I recommend this book. It delivers everything a romance should.
I do think this novel might be my latest "cute novel find". A sweet romance with characters that had me chuckling and loving their antics upon the page, was the perfect end to my restful Sunday, while also completely entertaining me.
I loved the light-hearted side of this novel. Yes, there were serious issues the characters tackled; it's not comedy by any means, but some of the character's thought processes and their excellent dialogue had me chuckling.
Angel just might be my favorite character in the story. What the little girl lacks in sight, she more than makes up for in wit. What a pistol.
Heaven and Travis have great chemistry on the page and their dialogue was great. Their story is a quick read, but one that took me out of the everyday stress of my life and gave me welcome, pleasure-filled time amongst the pages. A good score for this newest Barbour line!
This review is my honest opinion. Thanks to the author for my copy to review.
More like 4.5 stars, but still an excellent read. I loved how the author had the character's dialog so unique and well done that I could hear their voices in my head while they spoke. Each character had a distinct voice and way of thinking. That made this book stand out from others. Plus, it wasn't boring. Just being honest here. While the story itself isn't exceptional in the sense that it's not very unique, it still made me smile and had plenty of redeeming qualities. The spiritual arc in the story was one of them. And the sister being blind made me think of Mary from Little House on the Prairie. Just sayin'.

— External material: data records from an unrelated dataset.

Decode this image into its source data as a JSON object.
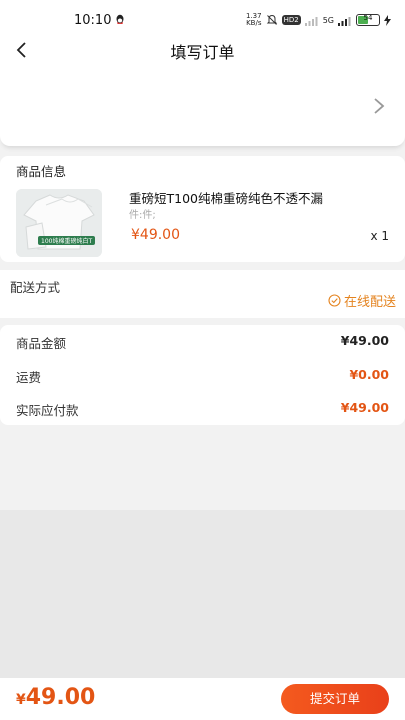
{
  "status_bar": {
    "time": "10:10",
    "network_speed_value": "1.37",
    "network_speed_unit": "KB/s",
    "hd_badge": "HD2",
    "signal_label": "5G",
    "battery": "54",
    "battery_level": 0.54
  },
  "nav": {
    "title": "填写订单"
  },
  "goods": {
    "section_title": "商品信息",
    "name": "重磅短T100纯棉重磅纯色不透不漏",
    "spec": "件:件;",
    "price": "¥49.00",
    "quantity": "x 1",
    "thumb_caption": "100纯棉重磅纯白T"
  },
  "delivery": {
    "title": "配送方式",
    "option": "在线配送"
  },
  "summary": {
    "rows": [
      {
        "label": "商品金额",
        "value": "¥49.00",
        "color": "#222222"
      },
      {
        "label": "运费",
        "value": "¥0.00",
        "color": "#e35514"
      },
      {
        "label": "实际应付款",
        "value": "¥49.00",
        "color": "#e35514"
      }
    ]
  },
  "footer": {
    "currency": "¥",
    "total": "49.00",
    "submit_label": "提交订单"
  },
  "colors": {
    "accent": "#e35514",
    "delivery": "#e4831f",
    "background": "#f2f2f2"
  }
}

I also enjoyed the romance. It was interesting reading alternating perspectives from two different groups of people finally intersecting about three quarters of the way through the book, and at the same time it seemed to take away from the main story. Not sure how else to explain that. At any rate, the romance was sweet and tender, the hero was admirable and appealing, and the younger sister was just precious in how she said what she was thinking without worrying about propriety. I found that adorable and her older sister's love touching. The heroine was stronger than she realized and sometimes being less dependent helps that strength come out. All in all, a solid read and one I would recommend without hesitation.